The RNAP encoding genes (rpoA, rpoB, rpoC, rpoD) were PCR-amplified with previously published gene-specific primer sequences and procedures [7] for the rpoB/RRDR, and in-house primer sequences for rpoA (5’-CCGGTCACCATGTACCTACG-3’ forward, 5’-GGATGTCAAGCAGGTCGGAT-3’ reverse), rpoC (5’-CTACGTGATCACCTCGGTCG-3’ forward, 5’-GTTGACGATGATTTCCGGCG-3’ reverse), and rpoD (5’-CGATCGCGCGAAAAACCATCT-3’ forward, 5’-CACCGACTGCAGTTGATCCT-3’reverse). The targeted gene segments were successfully PCR-amplified from all the study isolates. The total reaction volume for all PCRs was 60 µL, prepared according to the HotStar PCR kit (QIAGEN, Hilden, Germany). Briefly, each reaction contained 27.5 µL nuclease-free water, 6 µL 10x PCR buffer, 12 µL Q-solution, 3 µL 10 mM MgCl₂, 3 µL of 10 mM dNTPs, 1.5 µL each of reverse and forward primers, 0.5 µL High-fidelity Taq DNA polymerase (5U/µL) (Sigma-Aldrich, USA), and 10 ng/µL (in 5 µL volume) of the chromosomal DNA template. Amplification was achieved in a Thermocycler (Bio-Rad Laboratories Inc., Singapore) using the following program: initial denaturation at 95°C, 5 minutes, followed by 35 cycles each consisting of 95°C, 45 seconds, 60°C, 45 seconds, and 72°C, 50 seconds, with a final extension step of 72°C, 10 minutes. Five microliters each of the PCR product was analysed using 1% agarose gel electrophoresis with Ethidium bromide 5 mg/ml staining. Gels were run at 120 V for 1 hour and visualized using a UVP Gel documentation (Benchtop Trans-illuminator System_BioDoc-it, CA, USA). Then, 50 µL each of the PCR products was purified using the QIAmp DNA purification minikit (QIAGEN, Hilden, Germany), and the pure amplicons were sequenced at ACGT Inc. (Wheeling IL, USA).

The sequences obtained were analysed first through BLAST searches at NCBI https://blast.ncbi.nlm.nih.gov/Blast.cgi to confirm they significantly align to the expected gene/protein sequences in M. tuberculosis. To determine the amino acid substitutions, the DNA sequences were translated into amino acid sequences using the Molecular Evolutionary Genetics Analysis Version 6.0 (MEGA6.06) software [7] or the ExPASy online database http://web.expasy.org/translate/. To identify mutations, the sequenced amplicons were aligned in MEGA6.06 and BioEdit v7.2.5.0 to the rpoA, rpoB, rpoC and rpoD genes sequences from M. tuberculosis H37Rv (NC_000962), a reference strain pan-susceptible to anti-TB drugs.
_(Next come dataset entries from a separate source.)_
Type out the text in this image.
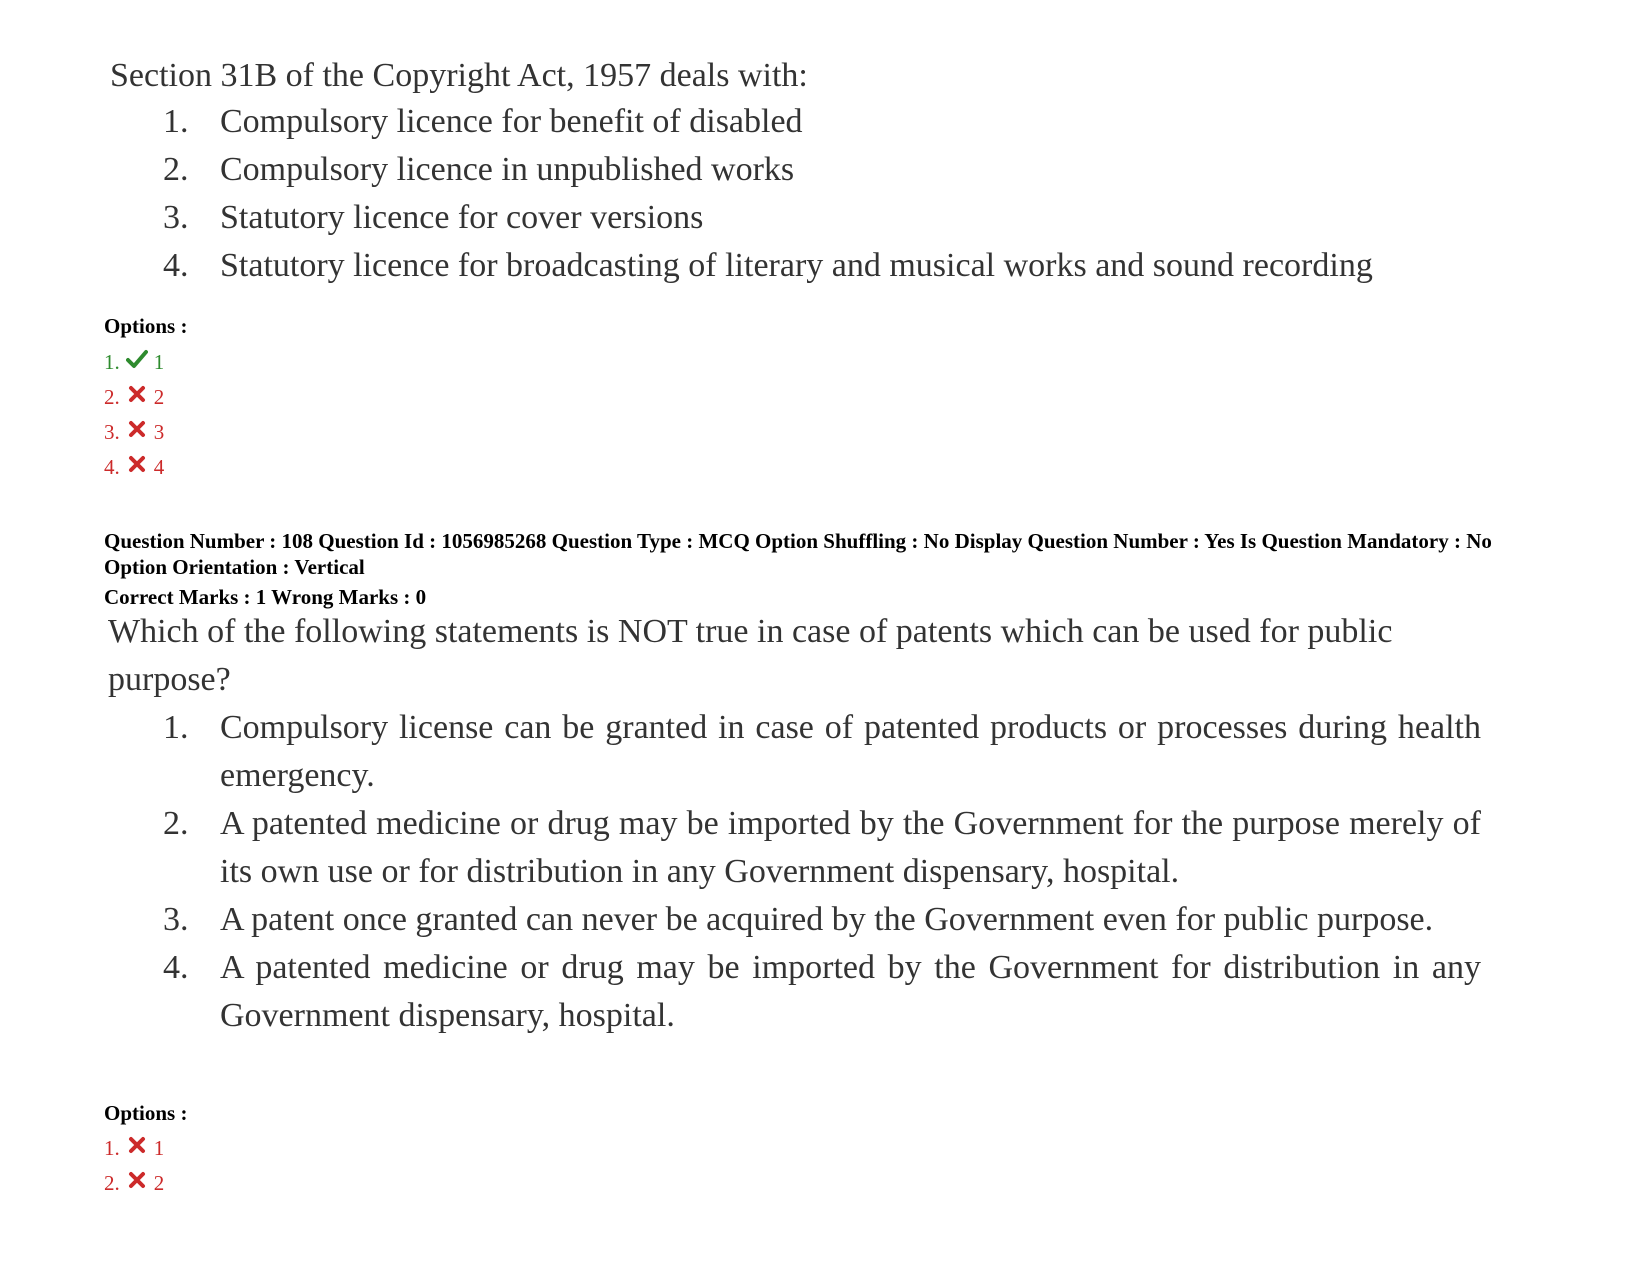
Section 31B of the Copyright Act, 1957 deals with:

1. Compulsory licence for benefit of disabled
2. Compulsory licence in unpublished works
3. Statutory licence for cover versions
4. Statutory licence for broadcasting of literary and musical works and sound recording
Options :
1. 1
2. 2
3. 3
4. 4

Question Number : 108 Question Id : 1056985268 Question Type : MCQ Option Shuffling : No Display Question Number : Yes Is Question Mandatory : No Option Orientation : Vertical

Correct Marks : 1 Wrong Marks : 0

Which of the following statements is NOT true in case of patents which can be used for public

purpose?

1. Compulsory license can be granted in case of patented products or processes during health emergency.
2. A patented medicine or drug may be imported by the Government for the purpose merely of its own use or for distribution in any Government dispensary, hospital.
3. A patent once granted can never be acquired by the Government even for public purpose.
4. A patented medicine or drug may be imported by the Government for distribution in any Government dispensary, hospital.
Options :
1. 1
2. 2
To determine whether the identified mutations were resistance-conferring, we followed the tbdream database [18] https://tbdreamdb.ki.se/Info/ and published literature [1,2,6–9,11,13,14]. All the data was curated, compiled and presented as tables or percentages depending on the frequency of mutations that occurred in the examined genes.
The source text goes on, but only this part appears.